Gentleness is not weakness, it’s not being a doormat – something which Christians seem overly concerned they are called to be and have a strong aversion to. But we follow a Saviour who was gentle. Who used his considerable strength not for his own ends, but who curbed it in service of others. Who could have made the stones cry out but didn’t. Who could have commanded the angels to take him down from the cross but didn’t. Who did use his strength – to calm the waves, to multiply food, to raise the dead, to cast out evil spirits – not in acts of vain self glory but to bring God’s kingdom; to free prisoners, remove shackles, bind wounds, proclaim a kingdom whose king came to serve not be served.
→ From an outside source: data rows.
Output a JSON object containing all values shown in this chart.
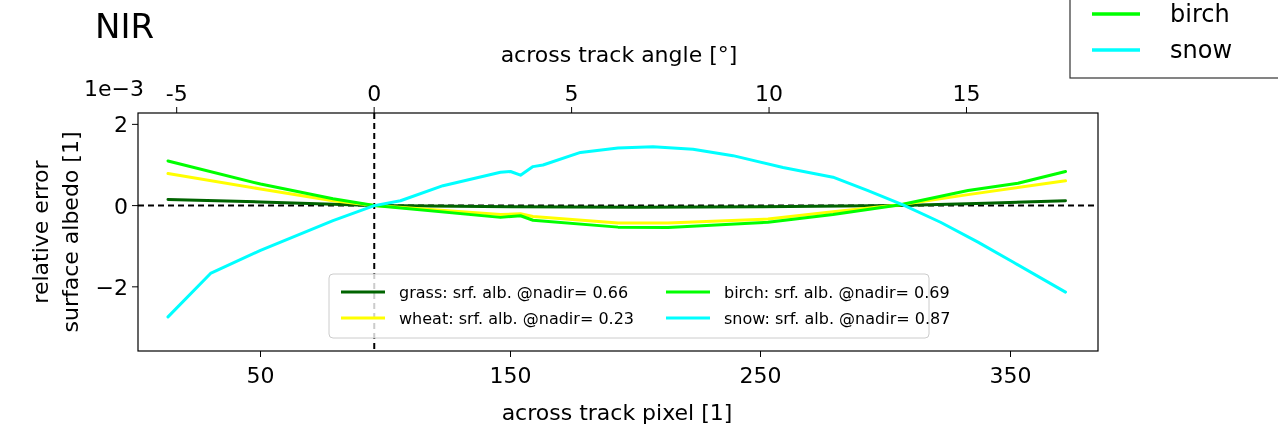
{
  "chart_data": {
    "type": "line",
    "title": "NIR",
    "xlabel": "across track pixel [1]",
    "x2label": "across track angle [°]",
    "ylabel": "relative error\nsurface albedo [1]",
    "xlim": [
      1,
      385
    ],
    "xticks": [
      50,
      150,
      250,
      350
    ],
    "x2lim": [
      -5.98,
      18.33
    ],
    "x2ticks": [
      -5,
      0,
      5,
      10,
      15
    ],
    "ylim": [
      -3.58,
      2.28
    ],
    "yticks": [
      -2,
      0,
      2
    ],
    "legend": "bottom",
    "grid": false,
    "annotations": [
      "1e−3",
      "birch",
      "snow"
    ],
    "ref_lines": [
      {
        "axis": "x",
        "value": 95.5,
        "color": "#000000",
        "line_style": "dashed"
      },
      {
        "axis": "y",
        "value": 0,
        "color": "#000000",
        "line_style": "dashed"
      }
    ],
    "series": [
      {
        "name": "grass: srf. alb. @nadir= 0.66",
        "color": "#006400",
        "x": [
          13,
          50,
          95.5,
          150,
          200,
          250,
          306,
          340,
          372
        ],
        "values": [
          0.15,
          0.09,
          0,
          -0.03,
          -0.04,
          -0.03,
          0,
          0.06,
          0.12
        ]
      },
      {
        "name": "wheat: srf. alb. @nadir= 0.23",
        "color": "#ffff00",
        "x": [
          13,
          50,
          79,
          95.5,
          146,
          154,
          159,
          193,
          213,
          253,
          279,
          306,
          333,
          372
        ],
        "values": [
          0.79,
          0.41,
          0.12,
          0,
          -0.22,
          -0.2,
          -0.27,
          -0.43,
          -0.43,
          -0.33,
          -0.15,
          0.02,
          0.27,
          0.61
        ]
      },
      {
        "name": "birch: srf. alb. @nadir= 0.69",
        "color": "#00ff00",
        "x": [
          13,
          50,
          79,
          95.5,
          146,
          154,
          159,
          193,
          213,
          253,
          279,
          306,
          333,
          353,
          372
        ],
        "values": [
          1.1,
          0.53,
          0.17,
          0,
          -0.29,
          -0.25,
          -0.36,
          -0.53,
          -0.54,
          -0.41,
          -0.22,
          0.02,
          0.37,
          0.55,
          0.84
        ]
      },
      {
        "name": "snow: srf. alb. @nadir= 0.87",
        "color": "#00ffff",
        "x": [
          13,
          30,
          50,
          79,
          95.5,
          106,
          123,
          146,
          150,
          154,
          159,
          163,
          178,
          193,
          207,
          223,
          239,
          259,
          279,
          293,
          307,
          322,
          337,
          351,
          372
        ],
        "values": [
          -2.74,
          -1.67,
          -1.1,
          -0.37,
          0,
          0.12,
          0.49,
          0.82,
          0.84,
          0.75,
          0.96,
          1.0,
          1.31,
          1.42,
          1.45,
          1.39,
          1.23,
          0.94,
          0.7,
          0.37,
          0.02,
          -0.41,
          -0.9,
          -1.39,
          -2.13
        ]
      }
    ]
  }
}
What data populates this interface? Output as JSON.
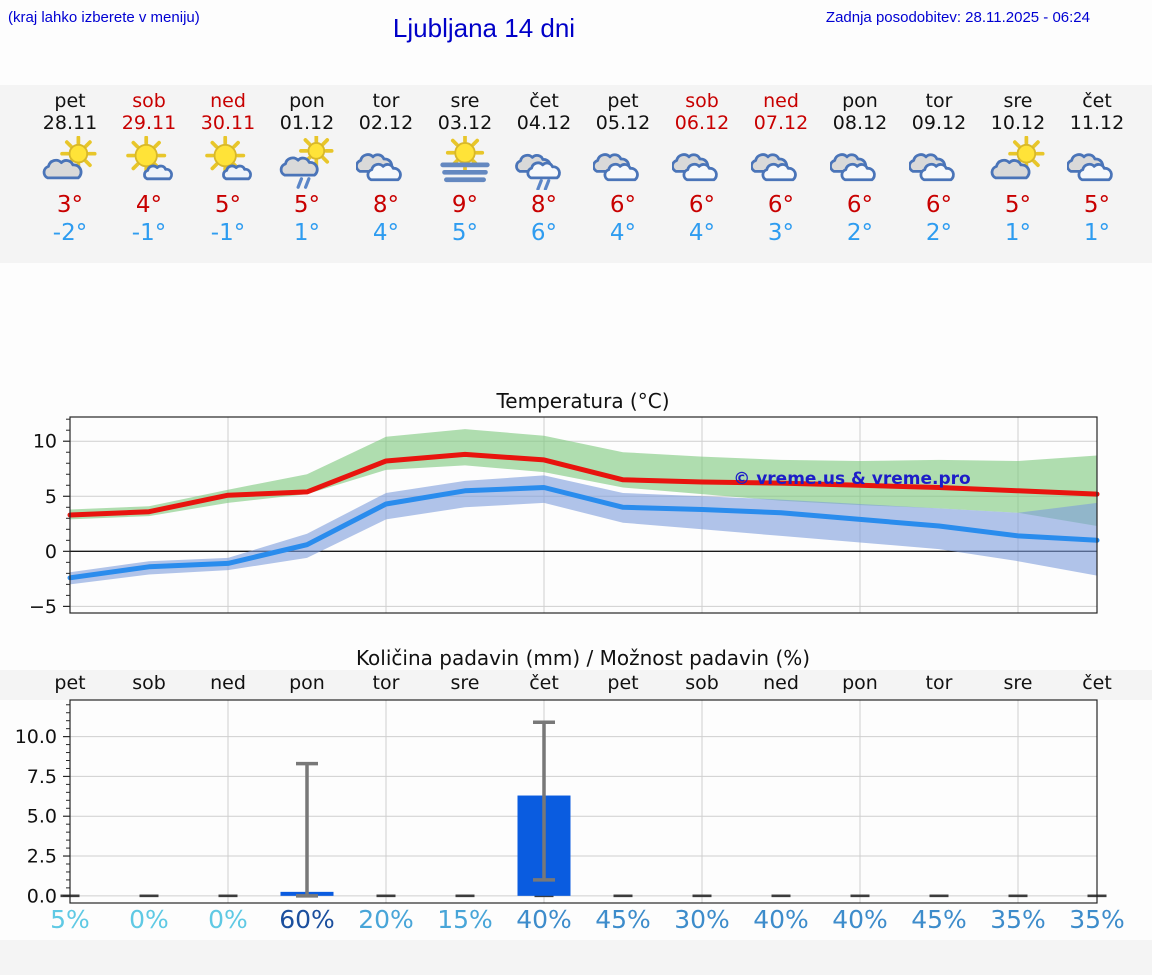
{
  "header": {
    "note": "(kraj lahko izberete v meniju)",
    "title": "Ljubljana 14 dni",
    "updated": "Zadnja posodobitev: 28.11.2025 - 06:24"
  },
  "colors": {
    "header_blue": "#0000d2",
    "weekend_red": "#c80000",
    "temp_high_red": "#c80000",
    "temp_low_blue": "#2e9cf0",
    "watermark_blue": "#1d1dc8",
    "bar_blue": "#0a5ce0",
    "whisker_gray": "#787878",
    "percent_low": "#5fc9e4",
    "percent_mid": "#48a5d8",
    "percent_high": "#3d8ccb",
    "percent_max": "#1b4f9e"
  },
  "days": [
    {
      "name": "pet",
      "date": "28.11",
      "weekend": false,
      "icon": "sun-behind-cloud",
      "hi": "3°",
      "lo": "-2°"
    },
    {
      "name": "sob",
      "date": "29.11",
      "weekend": true,
      "icon": "sunny-small-cloud",
      "hi": "4°",
      "lo": "-1°"
    },
    {
      "name": "ned",
      "date": "30.11",
      "weekend": true,
      "icon": "sunny-small-cloud",
      "hi": "5°",
      "lo": "-1°"
    },
    {
      "name": "pon",
      "date": "01.12",
      "weekend": false,
      "icon": "sun-rain",
      "hi": "5°",
      "lo": "1°"
    },
    {
      "name": "tor",
      "date": "02.12",
      "weekend": false,
      "icon": "cloudy",
      "hi": "8°",
      "lo": "4°"
    },
    {
      "name": "sre",
      "date": "03.12",
      "weekend": false,
      "icon": "fog",
      "hi": "9°",
      "lo": "5°"
    },
    {
      "name": "čet",
      "date": "04.12",
      "weekend": false,
      "icon": "rain",
      "hi": "8°",
      "lo": "6°"
    },
    {
      "name": "pet",
      "date": "05.12",
      "weekend": false,
      "icon": "cloudy",
      "hi": "6°",
      "lo": "4°"
    },
    {
      "name": "sob",
      "date": "06.12",
      "weekend": true,
      "icon": "cloudy",
      "hi": "6°",
      "lo": "4°"
    },
    {
      "name": "ned",
      "date": "07.12",
      "weekend": true,
      "icon": "cloudy",
      "hi": "6°",
      "lo": "3°"
    },
    {
      "name": "pon",
      "date": "08.12",
      "weekend": false,
      "icon": "cloudy",
      "hi": "6°",
      "lo": "2°"
    },
    {
      "name": "tor",
      "date": "09.12",
      "weekend": false,
      "icon": "cloudy",
      "hi": "6°",
      "lo": "2°"
    },
    {
      "name": "sre",
      "date": "10.12",
      "weekend": false,
      "icon": "sun-behind-cloud",
      "hi": "5°",
      "lo": "1°"
    },
    {
      "name": "čet",
      "date": "11.12",
      "weekend": false,
      "icon": "cloudy",
      "hi": "5°",
      "lo": "1°"
    }
  ],
  "chart_data": [
    {
      "type": "line",
      "title": "Temperatura (°C)",
      "x_categories": [
        "pet",
        "sob",
        "ned",
        "pon",
        "tor",
        "sre",
        "čet",
        "pet",
        "sob",
        "ned",
        "pon",
        "tor",
        "sre",
        "čet"
      ],
      "ylim": [
        -5.6,
        12.2
      ],
      "yticks": [
        {
          "v": -5,
          "label": "−5"
        },
        {
          "v": 0,
          "label": "0"
        },
        {
          "v": 5,
          "label": "5"
        },
        {
          "v": 10,
          "label": "10"
        }
      ],
      "grid": true,
      "legend": "none",
      "watermark": "© vreme.us & vreme.pro",
      "series": [
        {
          "name": "max temperature",
          "color": "#e8140e",
          "band_color": "#7cc87c",
          "values": [
            3.3,
            3.6,
            5.1,
            5.4,
            8.2,
            8.8,
            8.3,
            6.5,
            6.3,
            6.2,
            6.0,
            5.8,
            5.5,
            5.2
          ],
          "band_hi": [
            3.8,
            4.1,
            5.6,
            7.0,
            10.4,
            11.1,
            10.5,
            9.0,
            8.6,
            8.3,
            8.2,
            8.3,
            8.2,
            8.7
          ],
          "band_lo": [
            2.9,
            3.2,
            4.4,
            5.2,
            7.4,
            7.8,
            7.2,
            5.8,
            5.2,
            4.6,
            4.2,
            3.9,
            3.5,
            2.3
          ]
        },
        {
          "name": "min temperature",
          "color": "#2a8ced",
          "band_color": "#7d9cdc",
          "values": [
            -2.4,
            -1.4,
            -1.1,
            0.6,
            4.3,
            5.5,
            5.8,
            4.0,
            3.8,
            3.5,
            2.9,
            2.3,
            1.4,
            1.0
          ],
          "band_hi": [
            -1.9,
            -0.9,
            -0.6,
            1.6,
            5.3,
            6.4,
            6.9,
            5.3,
            5.0,
            4.7,
            4.3,
            3.9,
            3.5,
            4.4
          ],
          "band_lo": [
            -3.0,
            -2.1,
            -1.7,
            -0.6,
            2.9,
            4.0,
            4.4,
            2.6,
            2.0,
            1.4,
            0.8,
            0.2,
            -0.9,
            -2.2
          ]
        }
      ]
    },
    {
      "type": "bar",
      "title": "Količina padavin (mm) / Možnost padavin (%)",
      "x_categories": [
        "pet",
        "sob",
        "ned",
        "pon",
        "tor",
        "sre",
        "čet",
        "pet",
        "sob",
        "ned",
        "pon",
        "tor",
        "sre",
        "čet"
      ],
      "ylim": [
        -0.45,
        12.3
      ],
      "yticks": [
        {
          "v": 0,
          "label": "0.0"
        },
        {
          "v": 2.5,
          "label": "2.5"
        },
        {
          "v": 5,
          "label": "5.0"
        },
        {
          "v": 7.5,
          "label": "7.5"
        },
        {
          "v": 10,
          "label": "10.0"
        }
      ],
      "grid": true,
      "values": [
        0,
        0,
        0,
        0.25,
        0,
        0,
        6.3,
        0,
        0,
        0,
        0,
        0,
        0,
        0
      ],
      "whiskers": [
        null,
        null,
        null,
        [
          0,
          8.3
        ],
        null,
        null,
        [
          1.0,
          10.9
        ],
        null,
        null,
        null,
        null,
        null,
        null,
        null
      ],
      "percents": [
        5,
        0,
        0,
        60,
        20,
        15,
        40,
        45,
        30,
        40,
        40,
        45,
        35,
        35
      ]
    }
  ]
}
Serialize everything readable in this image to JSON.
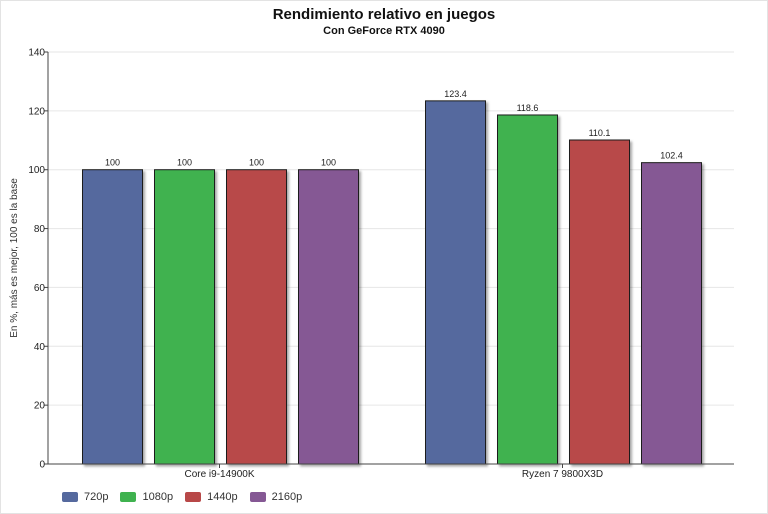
{
  "chart_data": {
    "type": "bar",
    "title": "Rendimiento relativo en juegos",
    "subtitle": "Con GeForce RTX 4090",
    "xlabel": "",
    "ylabel": "En %, más es mejor, 100 es la base",
    "ylim": [
      0,
      140
    ],
    "yticks": [
      0,
      20,
      40,
      60,
      80,
      100,
      120,
      140
    ],
    "categories": [
      "Core i9-14900K",
      "Ryzen 7 9800X3D"
    ],
    "series": [
      {
        "name": "720p",
        "color": "#55699e",
        "values": [
          100,
          123.4
        ]
      },
      {
        "name": "1080p",
        "color": "#3fb24f",
        "values": [
          100,
          118.6
        ]
      },
      {
        "name": "1440p",
        "color": "#b84848",
        "values": [
          100,
          110.1
        ]
      },
      {
        "name": "2160p",
        "color": "#855894",
        "values": [
          100,
          102.4
        ]
      }
    ],
    "data_labels": [
      [
        "100",
        "100",
        "100",
        "100"
      ],
      [
        "123.4",
        "118.6",
        "110.1",
        "102.4"
      ]
    ],
    "grid": true,
    "legend_position": "bottom-left"
  }
}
Please be gentle. Be gentle with one another – if Jesus doesn’t snuff out a smouldering wick dare we? If Jesus doesn’t break a bruised reed dare we? Be gentle with your exercise of God given authority be it in the family, the workplace, the community, or the church. Be gentle with the lost, win them by serving them, flex your strength in service of them not in trying to wrestle them into submission with heavy artillery arguments or polished performance, show them the king who restrains his strength in order to win their salvation.

3 thoughts on “Please be gentle

  1. Amen. Good word for today.

    And one admonition is found in 2 Corinthians 10 where the apostle begins, “Now I Paul myself beseech you by the meekness and gentleness of Christ, who in presence am base among you, but being absent am bold toward you…” Certainly, our Saviour had power that he could have released any time but the times that he did release it was to glorify God.

    Also, I like the idea of “bring God’s kingdom.” That speaks volumes to me.